Em vez disso, Jesus nos adverte: o almoço ou o jantar festivo só são o que são quando são oferecidos gratuitamente, sem esperar um retorno. Por isso, especialmente na comunidade cristã, é preciso preparar a mesa convidando aqueles a quem ninguém convida, porque não podem retribuir, mesmo quando convidá-los não traz honra ou decoro.
Pobres, aleijados, coxos, cegos, estrangeiros, necessitados (todas as categorias de pessoas que, no tempo de Jesus, eram excluídas do templo, consideradas indignas e atingidas pela ignomínia) devem poder ter acesso à nossa mesa; se forem excluídos, a nossa mesa não é uma mesa de acordo com o Evangelho, que pede a partilha do alimento, a acolhida a quem é pobre e último, descartado pela sociedade.
A bem-aventurança que Jesus reserva àquele que convida e hospeda é destinada a pessoas capazes de gratuidade: àquelas que, não recebendo recompensa agora dos convidados, a receberão do próprio Deus!

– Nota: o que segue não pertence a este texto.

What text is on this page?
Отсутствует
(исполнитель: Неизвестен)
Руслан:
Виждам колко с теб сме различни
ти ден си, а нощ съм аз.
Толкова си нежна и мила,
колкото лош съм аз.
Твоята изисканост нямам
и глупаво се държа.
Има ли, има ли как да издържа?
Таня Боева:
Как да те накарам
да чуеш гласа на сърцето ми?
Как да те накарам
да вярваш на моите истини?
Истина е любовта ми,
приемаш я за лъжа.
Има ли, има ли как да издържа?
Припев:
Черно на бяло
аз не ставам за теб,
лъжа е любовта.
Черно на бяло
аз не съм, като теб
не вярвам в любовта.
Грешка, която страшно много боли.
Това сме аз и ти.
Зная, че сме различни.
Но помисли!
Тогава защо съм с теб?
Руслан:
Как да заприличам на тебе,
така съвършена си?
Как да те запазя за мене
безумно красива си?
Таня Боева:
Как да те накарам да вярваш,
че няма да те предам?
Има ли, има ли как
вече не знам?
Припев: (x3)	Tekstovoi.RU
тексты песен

E não nos esqueçamos de que os almoços abertos aos pobres, aos mendicantes de amor, aos pecadores são aqueles dos quais Jesus participava e que ele havia preparado na sua vida. A eucaristia que celebramos, se for aberta somente àqueles que se sentem dignos e justos, enquanto exclui os pobres e os pecadores perdoados, também não é a eucaristia de Cristo, mas sim uma eucaristia “nossa”: um banquete religioso, mas mundano, não de acordo com a lógica do Evangelho!
Sim, o banquete eucarístico é preparado pelo Senhor, que chama a todos, mesmo aqueles que se consideram indignos, porque não é o pecado que se opõe à salvação, mas sim o fato de se considerar “digno”, munido de uma justiça pessoal: isso impede a comunhão com Deus e com os irmãos e irmãs.